If you take transcription via the default STDOUT, then this will not change as a non-root user. Below is an example:

docker run -u 1020:4000 \
 -v /Users/$USER/work/pipeline/mydev/config.json:/config.json \
 -v /Users/$USER/work/pipeline/mydev/input.audio:/input.audio \
    ${IMAGE_NAME}

If you want to write the output to a specific directory, you must volume map a directory to which the non-root user would have access.

Running a Batch Container as a Non-Root User on Kubernetes

Please Note

The examples below do not constitute an explicit recommendation to run as non-root user, merely a guideline on how to do so with Kubernetes only when this is an unavoidable requirement.

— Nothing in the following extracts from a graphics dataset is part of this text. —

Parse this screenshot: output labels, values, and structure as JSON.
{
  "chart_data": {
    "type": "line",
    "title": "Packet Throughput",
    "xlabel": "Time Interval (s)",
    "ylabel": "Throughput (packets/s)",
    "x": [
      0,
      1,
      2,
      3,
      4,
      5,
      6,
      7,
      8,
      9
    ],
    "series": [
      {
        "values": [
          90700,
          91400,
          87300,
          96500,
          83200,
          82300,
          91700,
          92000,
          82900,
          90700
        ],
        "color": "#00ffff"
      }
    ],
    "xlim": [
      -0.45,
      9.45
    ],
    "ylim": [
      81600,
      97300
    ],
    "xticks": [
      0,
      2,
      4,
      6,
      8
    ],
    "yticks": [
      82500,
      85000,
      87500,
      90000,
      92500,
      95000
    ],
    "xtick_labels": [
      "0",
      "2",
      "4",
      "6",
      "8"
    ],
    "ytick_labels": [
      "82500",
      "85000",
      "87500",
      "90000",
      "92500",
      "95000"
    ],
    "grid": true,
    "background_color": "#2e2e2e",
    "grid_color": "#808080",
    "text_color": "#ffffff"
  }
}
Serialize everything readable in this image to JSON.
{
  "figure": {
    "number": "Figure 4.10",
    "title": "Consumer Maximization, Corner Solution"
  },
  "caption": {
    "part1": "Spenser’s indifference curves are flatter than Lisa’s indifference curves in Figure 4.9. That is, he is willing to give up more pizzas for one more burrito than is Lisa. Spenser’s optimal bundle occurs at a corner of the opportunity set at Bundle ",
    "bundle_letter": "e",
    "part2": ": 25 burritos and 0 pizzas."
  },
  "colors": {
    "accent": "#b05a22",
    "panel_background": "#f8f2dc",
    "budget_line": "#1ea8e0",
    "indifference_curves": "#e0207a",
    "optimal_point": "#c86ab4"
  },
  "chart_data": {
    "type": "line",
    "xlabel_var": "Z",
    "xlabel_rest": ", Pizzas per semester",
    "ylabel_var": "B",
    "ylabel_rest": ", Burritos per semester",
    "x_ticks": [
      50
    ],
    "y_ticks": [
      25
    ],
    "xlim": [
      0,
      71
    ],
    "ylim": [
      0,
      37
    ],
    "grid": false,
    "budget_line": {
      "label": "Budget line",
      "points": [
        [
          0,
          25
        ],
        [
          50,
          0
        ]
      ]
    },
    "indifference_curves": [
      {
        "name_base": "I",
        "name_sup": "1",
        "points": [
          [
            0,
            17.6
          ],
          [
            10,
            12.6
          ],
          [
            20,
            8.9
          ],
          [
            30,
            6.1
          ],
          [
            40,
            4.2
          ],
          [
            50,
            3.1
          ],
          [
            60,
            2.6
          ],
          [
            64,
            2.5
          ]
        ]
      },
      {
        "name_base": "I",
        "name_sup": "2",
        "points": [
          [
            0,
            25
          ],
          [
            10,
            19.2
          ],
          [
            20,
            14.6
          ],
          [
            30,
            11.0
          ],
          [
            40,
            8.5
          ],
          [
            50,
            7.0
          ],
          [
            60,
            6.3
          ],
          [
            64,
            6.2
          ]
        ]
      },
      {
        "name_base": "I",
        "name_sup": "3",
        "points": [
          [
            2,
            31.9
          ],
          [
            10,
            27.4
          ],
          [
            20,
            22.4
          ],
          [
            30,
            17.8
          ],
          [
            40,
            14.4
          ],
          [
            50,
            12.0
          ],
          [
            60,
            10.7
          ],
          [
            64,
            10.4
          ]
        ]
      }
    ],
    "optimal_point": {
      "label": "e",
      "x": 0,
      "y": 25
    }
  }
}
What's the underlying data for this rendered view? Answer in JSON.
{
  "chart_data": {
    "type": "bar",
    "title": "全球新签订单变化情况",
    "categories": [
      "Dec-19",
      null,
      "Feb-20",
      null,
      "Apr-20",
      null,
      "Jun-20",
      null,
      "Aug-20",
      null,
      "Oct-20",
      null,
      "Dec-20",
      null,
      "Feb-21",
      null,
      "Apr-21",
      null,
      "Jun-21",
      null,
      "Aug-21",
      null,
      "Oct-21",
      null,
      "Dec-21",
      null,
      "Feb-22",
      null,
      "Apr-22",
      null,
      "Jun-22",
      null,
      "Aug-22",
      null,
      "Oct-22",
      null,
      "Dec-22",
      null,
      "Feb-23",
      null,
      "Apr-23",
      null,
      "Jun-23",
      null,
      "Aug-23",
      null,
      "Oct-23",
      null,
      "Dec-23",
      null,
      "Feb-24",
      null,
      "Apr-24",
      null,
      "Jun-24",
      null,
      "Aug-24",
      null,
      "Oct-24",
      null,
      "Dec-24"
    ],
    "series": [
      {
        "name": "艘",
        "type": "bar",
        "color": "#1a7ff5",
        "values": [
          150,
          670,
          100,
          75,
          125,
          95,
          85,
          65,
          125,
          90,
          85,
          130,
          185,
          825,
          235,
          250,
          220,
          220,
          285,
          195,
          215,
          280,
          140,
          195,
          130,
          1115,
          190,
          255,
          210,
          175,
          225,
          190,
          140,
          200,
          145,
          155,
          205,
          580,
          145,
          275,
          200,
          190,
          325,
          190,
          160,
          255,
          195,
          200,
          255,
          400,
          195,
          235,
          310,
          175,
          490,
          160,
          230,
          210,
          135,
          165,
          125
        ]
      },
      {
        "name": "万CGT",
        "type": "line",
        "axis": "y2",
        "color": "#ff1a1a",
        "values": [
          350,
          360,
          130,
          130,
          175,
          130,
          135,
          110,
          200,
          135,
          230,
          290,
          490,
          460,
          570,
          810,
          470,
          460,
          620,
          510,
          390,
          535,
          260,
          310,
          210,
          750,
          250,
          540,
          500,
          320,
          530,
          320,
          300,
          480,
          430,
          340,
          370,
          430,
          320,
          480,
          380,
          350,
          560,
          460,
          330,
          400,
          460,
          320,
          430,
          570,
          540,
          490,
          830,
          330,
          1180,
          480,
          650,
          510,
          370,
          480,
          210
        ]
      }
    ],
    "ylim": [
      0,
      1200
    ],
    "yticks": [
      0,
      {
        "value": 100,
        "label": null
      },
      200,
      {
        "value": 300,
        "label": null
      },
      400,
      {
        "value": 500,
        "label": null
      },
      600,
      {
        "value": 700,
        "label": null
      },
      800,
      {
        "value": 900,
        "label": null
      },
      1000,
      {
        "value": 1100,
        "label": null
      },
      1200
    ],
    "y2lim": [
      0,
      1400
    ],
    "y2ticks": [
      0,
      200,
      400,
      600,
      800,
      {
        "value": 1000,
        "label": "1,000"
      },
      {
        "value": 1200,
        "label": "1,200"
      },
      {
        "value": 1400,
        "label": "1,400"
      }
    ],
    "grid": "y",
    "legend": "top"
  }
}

If you require named users to be deployed on Kubernetes Pods, you must set the following Security Config. The user and group must correspond to the user and group you use when starting the container

securityContext:
  runAsUser: { non-zero numerical value between 0 and 65535 }
  runAsGroup: { non-zero numerical value between 0 and 65535 }

There is more information on how to configure security settings on Kubernetes pods here

Some Kubernetes deployments may mandate the use of PodSecurity Admissions Controllers. These provide stricter security requirements. More information on them can be found here. If your deployment requires this set up, here is an example configuration that allows you to carry out transcription as a non-root user.

apiVersion: policy/v1beta1
kind: PodSecurityPolicy
metadata:
  name: restricted
  annotations:
    seccomp.security.alpha.kubernetes.io/allowedProfileNames: 'docker/default,runtime/default'
    apparmor.security.beta.kubernetes.io/allowedProfileNames: 'runtime/default'
    seccomp.security.alpha.kubernetes.io/defaultProfileName: 'runtime/default'
    apparmor.security.beta.kubernetes.io/defaultProfileName: 'runtime/default'
spec:
  privileged: false
  # Required to prevent escalations to root.
  allowPrivilegeEscalation: false
  requiredDropCapabilities:
    - ALL
  # Allow core volume types.
  volumes:
    - 'configMap'
    - 'emptyDir'
    - 'projected'
    - 'secret'
    - 'downwardAPI'
    # Assume that persistentVolumes set up by the cluster admin are safe to use.
    - 'persistentVolumeClaim'
  hostNetwork: false
  hostIPC: false
  hostPID: false
  runAsUser:
    # Require the container to run without root privileges.
    rule: 'MustRunAsNonRoot'
  seLinux:
    # This policy assumes the nodes are using AppArmor rather than SELinux.
    rule: 'RunAsAny'
  supplementalGroups:
    rule: 'MustRunAs'
    ranges:
      # Forbid adding the root group.
      - min: 1
        max: 65535
  fsGroup:
    rule: 'MustRunAs'
    ranges:
      # Forbid adding the root group.